Is there any known data structure that provides O(1) random access, without using a contiguous block of memory of size O(N) or greater? This was inspired by this answer and is being asked for curiosity's sake rather than for any specific practical use case, though it might hypothetically be useful in cases of a severely fragmented heap.
You can use a trie where the length of the key is bounded.

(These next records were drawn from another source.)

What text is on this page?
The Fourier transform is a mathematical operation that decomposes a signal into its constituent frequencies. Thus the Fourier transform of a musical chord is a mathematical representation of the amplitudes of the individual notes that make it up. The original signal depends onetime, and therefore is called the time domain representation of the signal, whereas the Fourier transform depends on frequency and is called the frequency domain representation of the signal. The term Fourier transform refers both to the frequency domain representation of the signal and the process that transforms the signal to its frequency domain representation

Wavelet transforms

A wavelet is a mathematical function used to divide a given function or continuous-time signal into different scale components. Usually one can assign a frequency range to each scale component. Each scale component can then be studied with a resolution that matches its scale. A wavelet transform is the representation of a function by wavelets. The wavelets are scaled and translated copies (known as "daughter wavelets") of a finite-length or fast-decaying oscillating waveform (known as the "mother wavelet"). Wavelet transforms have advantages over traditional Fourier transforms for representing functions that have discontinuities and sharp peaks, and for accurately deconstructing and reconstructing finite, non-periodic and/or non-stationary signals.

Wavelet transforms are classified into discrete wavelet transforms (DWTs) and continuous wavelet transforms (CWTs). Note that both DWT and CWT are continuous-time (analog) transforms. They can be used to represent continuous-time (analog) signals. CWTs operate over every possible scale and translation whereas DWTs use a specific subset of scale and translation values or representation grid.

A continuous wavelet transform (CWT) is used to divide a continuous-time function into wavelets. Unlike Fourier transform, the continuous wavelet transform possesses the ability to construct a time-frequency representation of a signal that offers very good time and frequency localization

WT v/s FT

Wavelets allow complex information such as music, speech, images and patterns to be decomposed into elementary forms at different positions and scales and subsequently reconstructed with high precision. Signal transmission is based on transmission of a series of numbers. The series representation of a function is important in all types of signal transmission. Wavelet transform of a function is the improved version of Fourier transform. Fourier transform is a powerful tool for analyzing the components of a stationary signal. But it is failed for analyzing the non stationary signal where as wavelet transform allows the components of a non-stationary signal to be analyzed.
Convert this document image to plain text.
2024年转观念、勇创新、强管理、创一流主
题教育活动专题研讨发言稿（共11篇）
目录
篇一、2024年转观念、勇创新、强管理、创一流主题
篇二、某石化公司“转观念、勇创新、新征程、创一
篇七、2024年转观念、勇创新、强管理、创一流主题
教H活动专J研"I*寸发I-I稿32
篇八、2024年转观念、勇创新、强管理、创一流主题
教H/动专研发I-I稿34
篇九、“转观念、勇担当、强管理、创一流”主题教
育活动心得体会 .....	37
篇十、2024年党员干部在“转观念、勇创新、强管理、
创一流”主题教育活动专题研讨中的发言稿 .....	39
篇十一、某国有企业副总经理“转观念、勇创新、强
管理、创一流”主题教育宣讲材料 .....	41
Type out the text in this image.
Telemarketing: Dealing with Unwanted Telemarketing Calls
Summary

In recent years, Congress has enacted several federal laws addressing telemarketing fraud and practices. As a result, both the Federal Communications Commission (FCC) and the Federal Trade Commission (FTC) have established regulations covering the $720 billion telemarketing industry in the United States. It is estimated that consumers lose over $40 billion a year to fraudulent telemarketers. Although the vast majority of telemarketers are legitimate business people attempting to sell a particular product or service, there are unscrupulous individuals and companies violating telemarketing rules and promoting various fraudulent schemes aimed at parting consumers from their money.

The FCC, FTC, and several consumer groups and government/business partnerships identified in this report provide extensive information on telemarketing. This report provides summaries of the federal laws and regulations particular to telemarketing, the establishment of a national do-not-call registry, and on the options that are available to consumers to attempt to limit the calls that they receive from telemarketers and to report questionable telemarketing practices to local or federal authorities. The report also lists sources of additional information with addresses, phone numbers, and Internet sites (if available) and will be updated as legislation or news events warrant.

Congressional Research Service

As lookup in a trie with a key of length m
is O(m)
, if we bound the length of the keys then we bound m
and now lookup is O(1)
.
So think of the a trie where the keys are strings on the alphabet { 0, 1 }
(i.e., we are thinking of keys as being the binary representation of integers). If we bound the length of the keys to say 32 letters, we have a structure that we can think of as being indexed by 32-bit integers and is randomly-accessible in O(1)
time.
Here is an implementation in C#:
class TrieArray<T> {
TrieArrayNode<T> _root;
public TrieArray(int length) {
this.Length = length;
_root = new TrieArrayNode<T>();
for (int i = 0; i < length; i++) {
Insert(i);
}
}
TrieArrayNode<T> Insert(int n) {
return Insert(IntToBinaryString(n));
}
TrieArrayNode<T> Insert(string s) {
TrieArrayNode<T> node = _root;
foreach (char c in s.ToCharArray()) {
node = Insert(c, node);
}
return _root;
}
TrieArrayNode<T> Insert(char c, TrieArrayNode<T> node) {
if (node.Contains(c)) {
return node.GetChild(c);
}
else {
TrieArrayNode<T> child = new TrieArray<T>.TrieArrayNode<T>();
node.Nodes[GetIndex(c)] = child;
return child;
}
}
internal static int GetIndex(char c) {
return (int)(c - '0');
}
static string IntToBinaryString(int n) {
return Convert.ToString(n, 2);
}
public int Length { get; set; }
TrieArrayNode<T> Find(int n) {
return Find(IntToBinaryString(n));
}
TrieArrayNode<T> Find(string s) {
TrieArrayNode<T> node = _root;
foreach (char c in s.ToCharArray()) {
node = Find(c, node);
}
return node;
}
TrieArrayNode<T> Find(char c, TrieArrayNode<T> node) {
if (node.Contains(c)) {
return node.GetChild(c);
}
else {
throw new InvalidOperationException();
}
}
public T this[int index] {
get {
CheckIndex(index);
return Find(index).Value;
}
set {
CheckIndex(index);
Find(index).Value = value;
}
}
void CheckIndex(int index) {
if (index < 0 || index >= this.Length) {
throw new ArgumentOutOfRangeException("index");
}
}
class TrieArrayNode<TNested> {
public TrieArrayNode<TNested>[] Nodes { get; set; }
public T Value { get; set; }
public TrieArrayNode() {
Nodes = new TrieArrayNode<TNested>[2];
}
public bool Contains(char c) {
return Nodes[TrieArray<TNested>.GetIndex(c)] != null;
}
public TrieArrayNode<TNested> GetChild(char c) {
return Nodes[TrieArray<TNested>.GetIndex(c)];
}
}
}
Here is sample usage:
class Program {
static void Main(string[] args) {
int length = 10;
TrieArray<int> array = new TrieArray<int>(length);
for (int i = 0; i < length; i++) {
array[i] = i * i;
}
for (int i = 0; i < length; i++) {
Console.WriteLine(array[i]);
}
}
}
Yes, here's an example in C++:
template<class T>
struct Deque {
struct Block {
enum {
B = 4*1024 / sizeof(T), // use any strategy you want
// this gives you ~4KiB blocks
length = B
};
T data[length];
};
std::vector<Block*> blocks;
T& operator[](int n) {
return blocks[n / Block::length]->data[n % Block::length]; // O(1)
}
// many things left out for clarity and brevity
};
The main difference from std::deque is this has O(n) push_front instead of O(1), and in fact there's a bit of a problem implementing std::deque to have all of:
- O(1) push_front
- O(1) push_back
- O(1) op[]
Perhaps I misinterpreted "without using a contiguous block of memory of size O(N) or greater", which seems awkward. Could you clarify what you want? I've interpreted as "no single allocation that contains one item for every item in the represented sequence", such as would be helpful to avoid large allocations. (Even though I do have a single allocation of size N/B for the vector.)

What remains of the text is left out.